Having visually confirmed that our model is statistically valid and free from bias, we can now proceed to quantify the specific relationships. To do this, we examine the model summary to determine the precise influence of each coefficient on penguin body mass

summary(Model_BirdE)
## 
## Call:
## lm(formula = body_mass ~ flipper_len + species, data = Clean_Bird)
## 
## Residuals:
##    Min     1Q Median     3Q    Max 
## -898.8 -252.0  -24.8  229.8 1191.6 
## 
## Coefficients:
##                  Estimate Std. Error t value Pr(>|t|)    
## (Intercept)      -4013.18     586.25  -6.846 3.74e-11 ***
## flipper_len         40.61       3.08  13.186  < 2e-16 ***
## speciesChinstrap  -205.38      57.57  -3.568 0.000414 ***
## speciesGentoo      284.52      95.43   2.981 0.003083 ** 
## ---
## Signif. codes:  0 '***' 0.001 '**' 0.01 '*' 0.05 '.' 0.1 ' ' 1
## 
## Residual standard error: 373.3 on 329 degrees of freedom
## Multiple R-squared:  0.787,  Adjusted R-squared:  0.7851 
## F-statistic: 405.3 on 3 and 329 DF,  p-value: < 2.2e-16

Based on the model summary, we can fully define the linear relationship between physical dimensions and penguin health. The intercept of -4013.18 serves as the mathematical baseline for our equation, while the linear effect of flipper length is positive and significant; specifically, for every single millimeter the flipper grows, the bird gains approximately 40.61 grams of mass. We also see that species acts as a powerful grouping factor, with Chinstrap penguins weighing significantly less (-205.38g) and Gentoo penguins weighing significantly more (+284.52g) than the reference group, confirming distinct biological builds.
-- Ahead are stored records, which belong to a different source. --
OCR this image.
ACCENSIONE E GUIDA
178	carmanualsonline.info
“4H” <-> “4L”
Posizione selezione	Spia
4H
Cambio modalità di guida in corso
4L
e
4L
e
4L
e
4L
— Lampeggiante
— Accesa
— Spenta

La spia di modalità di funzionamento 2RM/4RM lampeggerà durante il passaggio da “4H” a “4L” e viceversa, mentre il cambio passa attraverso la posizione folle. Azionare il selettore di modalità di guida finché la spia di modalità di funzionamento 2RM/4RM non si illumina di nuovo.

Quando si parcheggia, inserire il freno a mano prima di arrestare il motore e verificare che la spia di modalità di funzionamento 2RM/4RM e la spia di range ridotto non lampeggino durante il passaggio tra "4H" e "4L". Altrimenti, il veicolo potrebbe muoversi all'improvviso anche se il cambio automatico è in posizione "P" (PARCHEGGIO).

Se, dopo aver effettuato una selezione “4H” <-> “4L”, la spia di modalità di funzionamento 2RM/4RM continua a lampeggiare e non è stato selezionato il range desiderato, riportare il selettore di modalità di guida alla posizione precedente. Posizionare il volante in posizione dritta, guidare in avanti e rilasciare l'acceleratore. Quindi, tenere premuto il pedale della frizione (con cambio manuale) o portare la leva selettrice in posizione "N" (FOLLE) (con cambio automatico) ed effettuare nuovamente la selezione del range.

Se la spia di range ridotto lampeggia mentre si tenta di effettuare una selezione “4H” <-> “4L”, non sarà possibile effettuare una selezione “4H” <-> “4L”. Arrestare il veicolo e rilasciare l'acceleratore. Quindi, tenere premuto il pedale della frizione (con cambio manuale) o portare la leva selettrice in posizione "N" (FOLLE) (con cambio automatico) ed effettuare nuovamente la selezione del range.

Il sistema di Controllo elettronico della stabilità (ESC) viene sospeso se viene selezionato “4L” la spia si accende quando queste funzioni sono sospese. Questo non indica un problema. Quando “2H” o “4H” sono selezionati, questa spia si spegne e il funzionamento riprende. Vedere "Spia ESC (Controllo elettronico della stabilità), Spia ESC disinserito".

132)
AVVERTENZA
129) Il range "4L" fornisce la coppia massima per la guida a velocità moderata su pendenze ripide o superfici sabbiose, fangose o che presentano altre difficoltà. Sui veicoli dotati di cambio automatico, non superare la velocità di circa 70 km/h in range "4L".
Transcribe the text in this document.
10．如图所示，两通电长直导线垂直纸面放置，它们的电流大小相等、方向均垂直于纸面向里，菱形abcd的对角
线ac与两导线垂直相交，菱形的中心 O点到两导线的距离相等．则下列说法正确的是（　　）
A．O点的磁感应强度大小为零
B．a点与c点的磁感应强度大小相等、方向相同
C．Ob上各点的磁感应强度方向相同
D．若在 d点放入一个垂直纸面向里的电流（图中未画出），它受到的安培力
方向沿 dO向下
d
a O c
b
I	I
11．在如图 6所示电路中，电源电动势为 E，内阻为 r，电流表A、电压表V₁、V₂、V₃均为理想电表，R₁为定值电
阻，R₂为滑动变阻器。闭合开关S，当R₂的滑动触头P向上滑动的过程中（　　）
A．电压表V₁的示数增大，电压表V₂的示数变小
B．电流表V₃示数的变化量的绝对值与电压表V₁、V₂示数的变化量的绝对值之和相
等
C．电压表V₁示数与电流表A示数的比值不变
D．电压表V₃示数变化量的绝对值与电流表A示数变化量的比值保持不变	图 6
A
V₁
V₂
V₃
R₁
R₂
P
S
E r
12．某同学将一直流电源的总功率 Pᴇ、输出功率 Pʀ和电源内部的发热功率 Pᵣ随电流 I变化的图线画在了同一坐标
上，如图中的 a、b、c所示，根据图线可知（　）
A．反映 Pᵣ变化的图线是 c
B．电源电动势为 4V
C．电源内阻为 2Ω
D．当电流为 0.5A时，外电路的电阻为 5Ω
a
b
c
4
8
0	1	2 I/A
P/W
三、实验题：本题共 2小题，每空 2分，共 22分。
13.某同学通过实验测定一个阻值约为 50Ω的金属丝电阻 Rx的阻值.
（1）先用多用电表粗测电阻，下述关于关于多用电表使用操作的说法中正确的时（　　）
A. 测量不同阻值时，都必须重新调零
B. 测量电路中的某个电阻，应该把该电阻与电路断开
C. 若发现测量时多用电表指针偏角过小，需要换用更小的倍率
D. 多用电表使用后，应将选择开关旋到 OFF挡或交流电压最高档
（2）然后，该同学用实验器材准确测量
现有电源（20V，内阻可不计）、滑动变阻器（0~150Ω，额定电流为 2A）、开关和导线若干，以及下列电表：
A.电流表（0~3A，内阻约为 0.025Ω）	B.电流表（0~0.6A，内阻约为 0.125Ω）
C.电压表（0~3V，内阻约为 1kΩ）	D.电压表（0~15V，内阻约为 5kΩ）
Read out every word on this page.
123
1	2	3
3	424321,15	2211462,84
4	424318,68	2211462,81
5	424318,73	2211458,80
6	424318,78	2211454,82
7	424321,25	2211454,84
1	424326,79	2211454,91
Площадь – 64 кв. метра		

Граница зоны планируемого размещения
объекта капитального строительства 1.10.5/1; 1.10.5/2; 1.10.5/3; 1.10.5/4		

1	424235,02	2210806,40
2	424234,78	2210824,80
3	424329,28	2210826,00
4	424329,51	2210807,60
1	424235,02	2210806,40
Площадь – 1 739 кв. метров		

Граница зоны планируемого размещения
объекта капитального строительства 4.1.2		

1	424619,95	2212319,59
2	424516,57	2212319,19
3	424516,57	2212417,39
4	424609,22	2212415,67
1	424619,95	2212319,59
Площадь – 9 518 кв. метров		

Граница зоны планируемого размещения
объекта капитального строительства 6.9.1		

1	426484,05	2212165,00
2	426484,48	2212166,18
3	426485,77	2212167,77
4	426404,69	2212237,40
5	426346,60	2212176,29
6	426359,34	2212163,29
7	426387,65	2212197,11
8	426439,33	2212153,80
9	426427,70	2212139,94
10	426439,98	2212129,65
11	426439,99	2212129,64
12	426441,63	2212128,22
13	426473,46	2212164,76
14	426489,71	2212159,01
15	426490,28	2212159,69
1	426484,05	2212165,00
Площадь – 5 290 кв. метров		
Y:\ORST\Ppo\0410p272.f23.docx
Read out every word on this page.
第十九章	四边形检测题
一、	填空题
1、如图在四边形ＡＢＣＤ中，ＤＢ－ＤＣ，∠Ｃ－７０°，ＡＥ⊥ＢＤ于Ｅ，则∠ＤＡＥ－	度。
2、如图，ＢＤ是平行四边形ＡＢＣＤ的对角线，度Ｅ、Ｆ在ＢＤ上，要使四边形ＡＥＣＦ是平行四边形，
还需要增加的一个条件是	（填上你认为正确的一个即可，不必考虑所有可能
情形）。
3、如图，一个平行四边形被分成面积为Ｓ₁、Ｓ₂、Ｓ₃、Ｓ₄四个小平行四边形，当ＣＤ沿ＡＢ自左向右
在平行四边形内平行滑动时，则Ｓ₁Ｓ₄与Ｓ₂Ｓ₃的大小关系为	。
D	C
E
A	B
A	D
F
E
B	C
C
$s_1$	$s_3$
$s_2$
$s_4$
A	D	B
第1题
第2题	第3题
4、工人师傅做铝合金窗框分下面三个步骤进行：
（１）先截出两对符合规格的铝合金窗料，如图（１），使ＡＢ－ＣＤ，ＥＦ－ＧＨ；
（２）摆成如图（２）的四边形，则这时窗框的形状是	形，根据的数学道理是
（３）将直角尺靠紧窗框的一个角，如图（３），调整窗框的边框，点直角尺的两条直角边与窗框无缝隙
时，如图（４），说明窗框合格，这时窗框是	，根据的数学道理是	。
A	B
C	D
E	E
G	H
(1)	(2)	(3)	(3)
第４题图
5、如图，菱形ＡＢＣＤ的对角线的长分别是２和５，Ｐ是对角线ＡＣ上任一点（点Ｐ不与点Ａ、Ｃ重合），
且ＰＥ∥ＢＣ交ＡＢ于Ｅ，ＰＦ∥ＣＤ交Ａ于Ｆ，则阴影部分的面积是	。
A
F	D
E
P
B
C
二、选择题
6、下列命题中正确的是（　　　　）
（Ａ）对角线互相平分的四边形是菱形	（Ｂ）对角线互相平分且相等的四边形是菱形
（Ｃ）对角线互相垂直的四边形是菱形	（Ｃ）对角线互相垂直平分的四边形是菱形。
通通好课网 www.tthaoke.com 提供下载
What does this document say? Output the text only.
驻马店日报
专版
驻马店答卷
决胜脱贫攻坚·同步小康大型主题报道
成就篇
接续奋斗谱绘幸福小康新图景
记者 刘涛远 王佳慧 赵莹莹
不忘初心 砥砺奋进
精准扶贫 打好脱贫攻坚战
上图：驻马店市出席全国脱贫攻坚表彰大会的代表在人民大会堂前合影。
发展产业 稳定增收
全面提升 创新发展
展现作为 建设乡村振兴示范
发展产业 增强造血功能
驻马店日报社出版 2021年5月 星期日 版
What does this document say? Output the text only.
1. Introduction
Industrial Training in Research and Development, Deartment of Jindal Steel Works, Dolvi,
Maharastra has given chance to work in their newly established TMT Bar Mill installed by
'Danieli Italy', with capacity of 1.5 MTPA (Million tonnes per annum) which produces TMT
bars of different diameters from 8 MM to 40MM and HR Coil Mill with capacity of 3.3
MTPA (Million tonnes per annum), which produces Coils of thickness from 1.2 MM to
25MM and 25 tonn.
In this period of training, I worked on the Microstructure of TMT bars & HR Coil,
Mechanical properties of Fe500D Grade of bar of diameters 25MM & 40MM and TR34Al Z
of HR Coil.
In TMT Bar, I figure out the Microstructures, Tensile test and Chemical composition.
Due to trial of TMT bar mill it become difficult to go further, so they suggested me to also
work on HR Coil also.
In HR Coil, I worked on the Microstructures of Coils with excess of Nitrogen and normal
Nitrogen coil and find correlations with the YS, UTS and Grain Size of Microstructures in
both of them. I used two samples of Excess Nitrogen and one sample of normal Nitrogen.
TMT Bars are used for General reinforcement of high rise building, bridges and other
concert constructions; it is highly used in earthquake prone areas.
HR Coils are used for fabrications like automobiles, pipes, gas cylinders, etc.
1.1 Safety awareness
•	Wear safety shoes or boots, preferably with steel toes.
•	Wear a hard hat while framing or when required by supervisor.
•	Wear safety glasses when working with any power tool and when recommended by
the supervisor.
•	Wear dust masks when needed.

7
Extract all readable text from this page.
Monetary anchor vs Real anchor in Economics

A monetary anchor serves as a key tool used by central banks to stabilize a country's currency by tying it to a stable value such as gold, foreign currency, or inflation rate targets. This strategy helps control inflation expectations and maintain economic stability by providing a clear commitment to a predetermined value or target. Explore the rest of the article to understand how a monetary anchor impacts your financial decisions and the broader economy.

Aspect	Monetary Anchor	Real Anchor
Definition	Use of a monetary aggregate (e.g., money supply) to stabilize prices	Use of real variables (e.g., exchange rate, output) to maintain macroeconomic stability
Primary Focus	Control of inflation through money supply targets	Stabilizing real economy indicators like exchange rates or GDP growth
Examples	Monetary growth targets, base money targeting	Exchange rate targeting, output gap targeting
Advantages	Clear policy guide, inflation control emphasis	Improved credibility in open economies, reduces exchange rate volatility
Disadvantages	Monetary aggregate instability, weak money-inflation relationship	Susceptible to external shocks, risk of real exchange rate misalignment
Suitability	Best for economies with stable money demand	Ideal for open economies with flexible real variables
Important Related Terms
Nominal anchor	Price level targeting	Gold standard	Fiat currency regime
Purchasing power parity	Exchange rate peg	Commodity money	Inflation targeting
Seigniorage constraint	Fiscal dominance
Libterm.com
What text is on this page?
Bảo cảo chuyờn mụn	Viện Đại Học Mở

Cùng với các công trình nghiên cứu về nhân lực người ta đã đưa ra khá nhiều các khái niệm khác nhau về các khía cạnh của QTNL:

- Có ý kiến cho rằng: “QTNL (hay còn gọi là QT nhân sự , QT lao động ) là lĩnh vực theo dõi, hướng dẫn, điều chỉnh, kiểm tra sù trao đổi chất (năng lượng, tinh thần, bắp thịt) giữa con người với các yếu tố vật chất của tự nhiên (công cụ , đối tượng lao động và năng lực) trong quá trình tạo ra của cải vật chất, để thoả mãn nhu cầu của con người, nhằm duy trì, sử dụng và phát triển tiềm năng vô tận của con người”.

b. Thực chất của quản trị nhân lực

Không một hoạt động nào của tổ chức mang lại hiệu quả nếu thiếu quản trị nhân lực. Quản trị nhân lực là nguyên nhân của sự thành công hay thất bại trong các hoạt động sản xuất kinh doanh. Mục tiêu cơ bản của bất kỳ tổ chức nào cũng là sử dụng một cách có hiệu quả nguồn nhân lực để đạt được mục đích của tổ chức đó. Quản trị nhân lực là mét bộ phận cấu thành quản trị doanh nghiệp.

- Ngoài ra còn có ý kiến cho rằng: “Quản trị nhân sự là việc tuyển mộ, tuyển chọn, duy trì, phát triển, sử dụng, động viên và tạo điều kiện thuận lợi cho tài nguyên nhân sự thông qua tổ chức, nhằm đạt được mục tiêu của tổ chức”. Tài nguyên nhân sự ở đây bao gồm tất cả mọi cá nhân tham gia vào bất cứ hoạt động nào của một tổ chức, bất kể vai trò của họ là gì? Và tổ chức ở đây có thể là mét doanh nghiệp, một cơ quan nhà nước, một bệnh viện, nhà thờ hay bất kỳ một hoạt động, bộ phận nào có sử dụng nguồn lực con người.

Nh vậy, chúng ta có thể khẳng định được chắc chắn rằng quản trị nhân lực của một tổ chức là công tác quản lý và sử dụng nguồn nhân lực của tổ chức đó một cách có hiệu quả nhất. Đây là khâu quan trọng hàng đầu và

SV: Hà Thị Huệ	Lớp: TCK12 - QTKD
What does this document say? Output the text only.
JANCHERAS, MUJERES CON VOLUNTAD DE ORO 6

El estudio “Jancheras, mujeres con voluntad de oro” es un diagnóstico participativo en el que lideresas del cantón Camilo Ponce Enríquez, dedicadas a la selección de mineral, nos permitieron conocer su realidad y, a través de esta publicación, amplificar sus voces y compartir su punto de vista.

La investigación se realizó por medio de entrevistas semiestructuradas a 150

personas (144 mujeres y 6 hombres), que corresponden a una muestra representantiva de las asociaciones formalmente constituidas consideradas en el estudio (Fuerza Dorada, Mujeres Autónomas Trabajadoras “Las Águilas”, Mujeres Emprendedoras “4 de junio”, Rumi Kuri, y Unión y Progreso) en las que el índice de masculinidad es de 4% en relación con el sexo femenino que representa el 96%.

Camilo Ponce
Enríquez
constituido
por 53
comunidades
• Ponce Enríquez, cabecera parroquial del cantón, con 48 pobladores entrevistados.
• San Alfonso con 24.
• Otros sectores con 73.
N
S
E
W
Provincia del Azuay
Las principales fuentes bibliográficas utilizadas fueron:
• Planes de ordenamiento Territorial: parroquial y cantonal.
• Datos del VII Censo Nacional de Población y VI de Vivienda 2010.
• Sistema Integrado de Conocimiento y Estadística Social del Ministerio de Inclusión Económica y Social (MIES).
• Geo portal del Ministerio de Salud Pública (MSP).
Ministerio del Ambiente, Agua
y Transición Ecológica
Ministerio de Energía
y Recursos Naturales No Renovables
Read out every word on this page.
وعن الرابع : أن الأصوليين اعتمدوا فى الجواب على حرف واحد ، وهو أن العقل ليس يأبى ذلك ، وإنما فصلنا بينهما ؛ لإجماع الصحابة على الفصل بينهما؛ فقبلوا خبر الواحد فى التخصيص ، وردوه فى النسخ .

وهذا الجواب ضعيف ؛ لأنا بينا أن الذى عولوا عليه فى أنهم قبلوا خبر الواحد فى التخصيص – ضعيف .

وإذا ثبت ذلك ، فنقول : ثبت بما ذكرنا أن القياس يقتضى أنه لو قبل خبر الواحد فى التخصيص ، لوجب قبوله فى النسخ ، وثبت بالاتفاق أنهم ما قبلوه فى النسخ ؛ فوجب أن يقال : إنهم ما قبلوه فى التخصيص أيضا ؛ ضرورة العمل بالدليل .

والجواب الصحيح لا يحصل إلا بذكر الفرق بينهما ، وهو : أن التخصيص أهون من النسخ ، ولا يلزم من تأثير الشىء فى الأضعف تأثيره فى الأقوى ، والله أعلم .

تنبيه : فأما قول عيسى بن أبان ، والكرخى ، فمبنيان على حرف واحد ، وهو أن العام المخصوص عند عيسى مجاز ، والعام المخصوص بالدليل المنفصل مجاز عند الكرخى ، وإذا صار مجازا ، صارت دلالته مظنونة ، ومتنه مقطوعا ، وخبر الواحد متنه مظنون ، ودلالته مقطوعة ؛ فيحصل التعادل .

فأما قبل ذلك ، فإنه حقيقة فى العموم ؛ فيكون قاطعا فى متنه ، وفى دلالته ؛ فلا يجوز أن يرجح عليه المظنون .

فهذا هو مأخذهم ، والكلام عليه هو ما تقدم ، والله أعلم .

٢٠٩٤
The Residual Standard Error is 373.3, which represents the average “noise” in our predictions. Despite this variance, the Adjusted R-squared for the model is approximately 0.79, indicating that nearly 79% of the variation in body mass is successfully explained by the model. This high explanatory power is likely due to the strong coefficient values relative to the error, confirming that flipper length and species are robust predictors of penguin size.

Conclusion

Our predictive model yields largely positive results, suggesting that the current linear framework is a valid starting point for analysis. The diagnostic plots indicate that the core assumptions of linearity and normality are generally met, meaning our predictions are statistically sound rather than random guesses. However, while the model is acceptable for this stage of research, it is not yet ideal; a closer inspection of the residuals suggests that the variance is not perfectly uniform across all groups. Specifically, the spread of the data points appears to fluctuate depending on the species type, implying that some species may inherently have more variable body masses than others. For now, this level of precision is sufficient to confirm our main hypothesis, but future iterations of this model could be improved by exploring more complex techniques to better account for these biological irregularities. Despite these minor limitations, the strong predictive power of the model implies that field ecologists can now accurately estimate the overall health and condition of a penguin population simply by measuring flipper length, significantly reducing the need for invasive weighing procedures.